I don't much relate to the satire others get in this book. The bad food and poor maintenance at some exclusive clubs in NYC are legendary, not news, and the whimsical idiocy of certain boat races on Upper St. Regis Lake and Lake Placid (and some dirty tricks masquerading as innocent pranks) seem pretty tame for those of us who live in the Adirondack Park. People trying too hard to fit in and getting it wrong are probably better sent up in characters like Thackeray's Becky Sharp and James Jones' Maggio than in Clifford's heroine, Evelyn, but Clifford
does a solid job of making Evelyn's cross-threaded motivations and goals plausible, if occasionally deluded.
The most beautifully described and real-life-intense sections are those where Evelyn's relationship(s) with her mother and father are explored, either via dialogue or in Evelyn's thinking about them. Separately, Evelyn as a little girl talking with Mrs. Van Rensselaer is brilliant and evocative,
and a rain-soaked Evelyn singing Sondheim in a piano bar is a classic vignette.

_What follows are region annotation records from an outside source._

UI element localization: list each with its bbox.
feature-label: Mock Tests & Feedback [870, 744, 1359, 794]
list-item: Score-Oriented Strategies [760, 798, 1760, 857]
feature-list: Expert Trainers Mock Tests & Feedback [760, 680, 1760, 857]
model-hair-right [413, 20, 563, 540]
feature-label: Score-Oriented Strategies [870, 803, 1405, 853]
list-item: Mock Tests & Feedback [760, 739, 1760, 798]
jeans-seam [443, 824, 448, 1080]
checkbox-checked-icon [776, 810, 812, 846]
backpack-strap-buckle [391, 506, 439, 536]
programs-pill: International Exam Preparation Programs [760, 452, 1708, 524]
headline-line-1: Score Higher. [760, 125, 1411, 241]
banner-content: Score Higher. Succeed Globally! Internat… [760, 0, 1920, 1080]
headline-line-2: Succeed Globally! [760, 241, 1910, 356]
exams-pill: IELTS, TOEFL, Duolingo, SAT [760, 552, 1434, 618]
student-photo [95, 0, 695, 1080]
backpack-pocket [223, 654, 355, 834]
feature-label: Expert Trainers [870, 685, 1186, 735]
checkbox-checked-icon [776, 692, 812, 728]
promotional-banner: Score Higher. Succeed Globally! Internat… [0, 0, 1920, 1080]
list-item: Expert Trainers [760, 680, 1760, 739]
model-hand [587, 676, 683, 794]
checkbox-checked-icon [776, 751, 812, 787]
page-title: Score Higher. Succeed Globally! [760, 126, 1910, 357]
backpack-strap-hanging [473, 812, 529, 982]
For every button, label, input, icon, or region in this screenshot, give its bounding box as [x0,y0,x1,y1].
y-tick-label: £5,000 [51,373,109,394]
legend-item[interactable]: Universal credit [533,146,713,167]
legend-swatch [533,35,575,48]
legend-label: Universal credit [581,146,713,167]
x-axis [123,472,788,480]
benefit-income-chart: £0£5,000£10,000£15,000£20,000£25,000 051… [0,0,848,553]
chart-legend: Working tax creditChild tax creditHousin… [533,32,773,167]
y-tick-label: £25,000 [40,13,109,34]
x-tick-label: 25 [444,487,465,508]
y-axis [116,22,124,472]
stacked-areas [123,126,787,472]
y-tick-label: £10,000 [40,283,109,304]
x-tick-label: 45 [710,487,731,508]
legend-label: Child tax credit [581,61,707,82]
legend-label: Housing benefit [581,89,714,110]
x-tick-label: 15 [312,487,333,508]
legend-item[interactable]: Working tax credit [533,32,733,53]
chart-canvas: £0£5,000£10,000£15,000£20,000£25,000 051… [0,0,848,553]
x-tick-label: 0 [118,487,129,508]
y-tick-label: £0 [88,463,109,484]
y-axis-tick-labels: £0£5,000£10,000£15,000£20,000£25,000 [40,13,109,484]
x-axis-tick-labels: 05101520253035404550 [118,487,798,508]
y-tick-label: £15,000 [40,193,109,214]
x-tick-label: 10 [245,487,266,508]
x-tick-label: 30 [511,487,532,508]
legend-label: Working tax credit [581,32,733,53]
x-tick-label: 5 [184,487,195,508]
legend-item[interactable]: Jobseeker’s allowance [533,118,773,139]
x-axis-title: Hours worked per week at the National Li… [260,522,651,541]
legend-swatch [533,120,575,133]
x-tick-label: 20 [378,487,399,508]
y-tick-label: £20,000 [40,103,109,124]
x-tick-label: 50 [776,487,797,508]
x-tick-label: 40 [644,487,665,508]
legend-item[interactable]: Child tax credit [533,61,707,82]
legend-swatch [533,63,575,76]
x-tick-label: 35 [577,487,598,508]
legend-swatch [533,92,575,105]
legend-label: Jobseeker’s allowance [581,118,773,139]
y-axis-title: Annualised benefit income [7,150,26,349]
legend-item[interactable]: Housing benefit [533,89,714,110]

If I had druthers, they would be that Clifford would either work a little harder on her comic timing or else abandon overt comedy altogether. She
does sincerity and thought-provoking anger and debate extremely well, and she has a nuanced feel for how people can communicate effectively, but obliquely or via non-verbal messages, when they really care about each other almost too much. This is a rarer talent than she
may know, and it is worth developing into more muscular formats. Clifford is very likely to build a stronger voice as she keeps working.